Job Description
The ideal candidate will have a history of successfully implementing and using tools like Terraform, Packer,
Splunk, SignalFx, and other observability/IAC tools supporting systems with around the clock availability
requirements. In addition, the ideal candidate will possess sufficient software skills to properly scrutinize and
troubleshoot applications supporting our customers. They should have a strong aptitude for learning new
technologies, embracing and driving solutions to challenging projects and problems. This role requires a
seasoned engineer with the ability to collaborate across multiple cross-functional teams while exhibiting a rich
set of problem-solving skills, along with being self-motivated and have a passion for quality!
Responsibilities:
● Develop and maintain monitoring tools, alerts, and dashboards to provide visibility into system health
and performance.
● Proactively gather and analyze both metric and log data from systems and applications to perform
anomaly detection, performance tuning, capacity planning and fault isolation.
● Collaborate with development teams to implement and deploy new features and enhancements, ensuring
they meet reliability, security and performance standards.
● Partner closely with other teams on enterprise standards/best practices.
● Identify options for problem resolution and initiate corrective actions.
● Mentor junior members, document and share solutions.
● Collaborate cross functionally.
Qualifications:
● Minimum 4 years’ experience in any combination of software engineering roles of some type: SRE,
DevOps, applications, services, tools/automation, release, etc.
● Minimum 3 years’ experience with SRE/DevOps practices and automation tooling
● Experience with observability solutions tools like Splunk, Datadog, SignalFx, etc.

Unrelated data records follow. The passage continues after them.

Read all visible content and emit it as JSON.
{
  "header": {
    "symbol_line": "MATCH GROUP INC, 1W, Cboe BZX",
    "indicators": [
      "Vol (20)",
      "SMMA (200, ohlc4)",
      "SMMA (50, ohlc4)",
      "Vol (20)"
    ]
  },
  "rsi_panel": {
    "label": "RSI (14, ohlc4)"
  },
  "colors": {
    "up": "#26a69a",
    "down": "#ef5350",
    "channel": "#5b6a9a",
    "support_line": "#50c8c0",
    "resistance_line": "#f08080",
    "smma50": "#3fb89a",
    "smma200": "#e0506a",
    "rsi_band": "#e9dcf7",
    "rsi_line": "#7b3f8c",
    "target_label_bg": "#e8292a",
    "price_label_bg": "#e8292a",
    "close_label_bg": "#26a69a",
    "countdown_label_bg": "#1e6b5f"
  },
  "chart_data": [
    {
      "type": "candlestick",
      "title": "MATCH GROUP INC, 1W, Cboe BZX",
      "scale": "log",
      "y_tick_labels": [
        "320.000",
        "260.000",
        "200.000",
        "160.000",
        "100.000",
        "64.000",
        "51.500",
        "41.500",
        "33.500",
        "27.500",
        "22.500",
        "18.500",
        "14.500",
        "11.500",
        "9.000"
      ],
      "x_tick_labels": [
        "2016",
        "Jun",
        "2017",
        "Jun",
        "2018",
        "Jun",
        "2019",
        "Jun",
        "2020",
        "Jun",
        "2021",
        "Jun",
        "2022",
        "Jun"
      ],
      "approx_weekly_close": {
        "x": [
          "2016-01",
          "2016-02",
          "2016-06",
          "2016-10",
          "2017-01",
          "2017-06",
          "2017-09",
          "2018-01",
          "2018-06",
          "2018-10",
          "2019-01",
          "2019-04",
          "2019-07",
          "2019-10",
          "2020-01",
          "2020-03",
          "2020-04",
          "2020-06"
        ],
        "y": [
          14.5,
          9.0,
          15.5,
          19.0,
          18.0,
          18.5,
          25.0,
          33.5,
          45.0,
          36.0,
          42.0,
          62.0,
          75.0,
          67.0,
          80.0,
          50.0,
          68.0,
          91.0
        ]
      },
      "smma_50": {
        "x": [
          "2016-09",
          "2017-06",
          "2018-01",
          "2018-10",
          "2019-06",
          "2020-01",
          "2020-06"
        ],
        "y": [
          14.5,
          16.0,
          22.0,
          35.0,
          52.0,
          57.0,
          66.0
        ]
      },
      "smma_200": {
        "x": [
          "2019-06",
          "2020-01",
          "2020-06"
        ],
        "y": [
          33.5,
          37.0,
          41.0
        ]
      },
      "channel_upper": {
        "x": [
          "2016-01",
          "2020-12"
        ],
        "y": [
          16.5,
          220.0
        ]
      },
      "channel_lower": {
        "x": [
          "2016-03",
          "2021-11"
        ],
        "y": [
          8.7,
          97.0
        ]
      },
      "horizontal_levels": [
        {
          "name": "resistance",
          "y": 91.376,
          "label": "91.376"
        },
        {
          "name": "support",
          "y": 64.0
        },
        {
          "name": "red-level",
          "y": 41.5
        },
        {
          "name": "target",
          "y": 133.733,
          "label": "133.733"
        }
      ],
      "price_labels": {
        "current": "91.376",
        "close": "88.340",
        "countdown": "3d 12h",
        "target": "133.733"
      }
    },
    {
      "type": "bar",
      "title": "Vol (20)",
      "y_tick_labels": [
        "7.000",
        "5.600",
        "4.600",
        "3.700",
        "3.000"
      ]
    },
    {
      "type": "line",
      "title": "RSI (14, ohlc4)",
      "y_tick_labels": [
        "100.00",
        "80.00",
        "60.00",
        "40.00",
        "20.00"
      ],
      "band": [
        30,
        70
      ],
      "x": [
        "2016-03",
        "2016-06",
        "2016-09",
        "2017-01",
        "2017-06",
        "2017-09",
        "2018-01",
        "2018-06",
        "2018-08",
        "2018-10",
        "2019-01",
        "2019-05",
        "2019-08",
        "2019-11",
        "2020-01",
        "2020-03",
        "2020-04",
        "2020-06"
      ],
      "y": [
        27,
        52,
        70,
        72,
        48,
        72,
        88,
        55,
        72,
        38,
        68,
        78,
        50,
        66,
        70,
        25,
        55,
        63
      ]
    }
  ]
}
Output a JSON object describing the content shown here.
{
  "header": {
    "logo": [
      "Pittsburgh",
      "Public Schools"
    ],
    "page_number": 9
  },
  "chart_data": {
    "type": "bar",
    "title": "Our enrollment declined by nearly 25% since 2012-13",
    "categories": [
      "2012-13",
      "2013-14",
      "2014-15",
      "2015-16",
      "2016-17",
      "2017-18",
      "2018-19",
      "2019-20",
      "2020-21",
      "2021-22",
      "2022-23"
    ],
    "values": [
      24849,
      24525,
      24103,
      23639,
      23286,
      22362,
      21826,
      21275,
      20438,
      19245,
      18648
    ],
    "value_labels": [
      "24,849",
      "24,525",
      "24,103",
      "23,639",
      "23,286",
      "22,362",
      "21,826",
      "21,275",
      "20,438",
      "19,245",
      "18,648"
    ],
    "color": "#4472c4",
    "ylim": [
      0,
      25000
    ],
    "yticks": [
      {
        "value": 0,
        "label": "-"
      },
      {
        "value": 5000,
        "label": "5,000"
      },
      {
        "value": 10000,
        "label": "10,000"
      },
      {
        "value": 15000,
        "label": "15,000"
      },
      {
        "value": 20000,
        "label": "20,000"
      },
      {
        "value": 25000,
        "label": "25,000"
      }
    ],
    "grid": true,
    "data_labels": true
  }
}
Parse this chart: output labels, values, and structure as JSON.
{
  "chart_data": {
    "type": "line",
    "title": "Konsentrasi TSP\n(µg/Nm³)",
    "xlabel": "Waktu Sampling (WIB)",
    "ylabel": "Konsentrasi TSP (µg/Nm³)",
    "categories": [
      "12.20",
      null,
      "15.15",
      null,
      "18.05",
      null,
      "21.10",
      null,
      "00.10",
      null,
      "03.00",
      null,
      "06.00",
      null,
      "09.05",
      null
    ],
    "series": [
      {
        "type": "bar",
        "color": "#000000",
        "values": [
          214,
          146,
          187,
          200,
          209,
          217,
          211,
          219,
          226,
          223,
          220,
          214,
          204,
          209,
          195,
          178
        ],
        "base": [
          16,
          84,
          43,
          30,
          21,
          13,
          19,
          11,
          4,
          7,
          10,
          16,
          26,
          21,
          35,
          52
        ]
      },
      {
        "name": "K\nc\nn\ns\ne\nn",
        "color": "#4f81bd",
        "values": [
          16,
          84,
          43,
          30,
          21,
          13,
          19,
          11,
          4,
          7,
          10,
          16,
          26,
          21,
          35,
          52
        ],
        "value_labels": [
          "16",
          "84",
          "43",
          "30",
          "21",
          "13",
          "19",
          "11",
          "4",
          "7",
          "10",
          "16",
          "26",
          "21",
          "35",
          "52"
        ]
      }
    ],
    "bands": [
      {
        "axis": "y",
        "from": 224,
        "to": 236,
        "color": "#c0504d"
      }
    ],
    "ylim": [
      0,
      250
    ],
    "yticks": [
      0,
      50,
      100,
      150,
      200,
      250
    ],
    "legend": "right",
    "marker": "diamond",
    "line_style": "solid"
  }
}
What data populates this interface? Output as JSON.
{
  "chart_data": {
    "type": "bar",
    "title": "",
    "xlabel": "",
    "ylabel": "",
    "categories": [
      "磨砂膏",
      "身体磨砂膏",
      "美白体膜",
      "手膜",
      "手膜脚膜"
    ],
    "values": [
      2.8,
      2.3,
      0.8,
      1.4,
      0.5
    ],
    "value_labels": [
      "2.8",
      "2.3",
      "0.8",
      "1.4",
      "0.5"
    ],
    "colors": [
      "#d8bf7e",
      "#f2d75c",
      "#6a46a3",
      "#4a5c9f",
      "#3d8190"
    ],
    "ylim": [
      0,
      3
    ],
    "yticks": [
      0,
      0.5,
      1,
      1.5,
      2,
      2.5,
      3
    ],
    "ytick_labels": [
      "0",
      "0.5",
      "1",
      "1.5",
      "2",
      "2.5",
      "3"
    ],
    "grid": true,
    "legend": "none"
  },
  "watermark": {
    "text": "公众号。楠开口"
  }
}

● Experience deploying, maintaining and supporting software applications/services in the AWS ecosystem
● Proactive approach to identifying problems and solutions
● Experience writing code with one or more interpreted languages such as: Python, PHP, Perl, Ruby,
Linux Shell
● Experience with Terraform or Cloud Formation scripting
● Experience with configuration management tools like Ansible, Chef or Puppet
● Experience with standard software development best practices and tools such as code repositories (Git
preferred)
● Experience executing in an agile software development environment
● Good understanding of pricing/cost models across AWS services, especially compute, storage, and
database offerings
● Must be able to multitask and work well with changing priorities in a fast paced, 24x7 environment
● Must be highly collaborative and be able to work in a team environment consisting of both technical and
business people
● Excellent communication, problem solving and customer service skills
● A strong ability to learn and adapt to new technologies
● Education: Bachelor’s degree in computer science, science, engineering or workforce equivalent
technical certifications preferred
Bachelor’s degree in computer science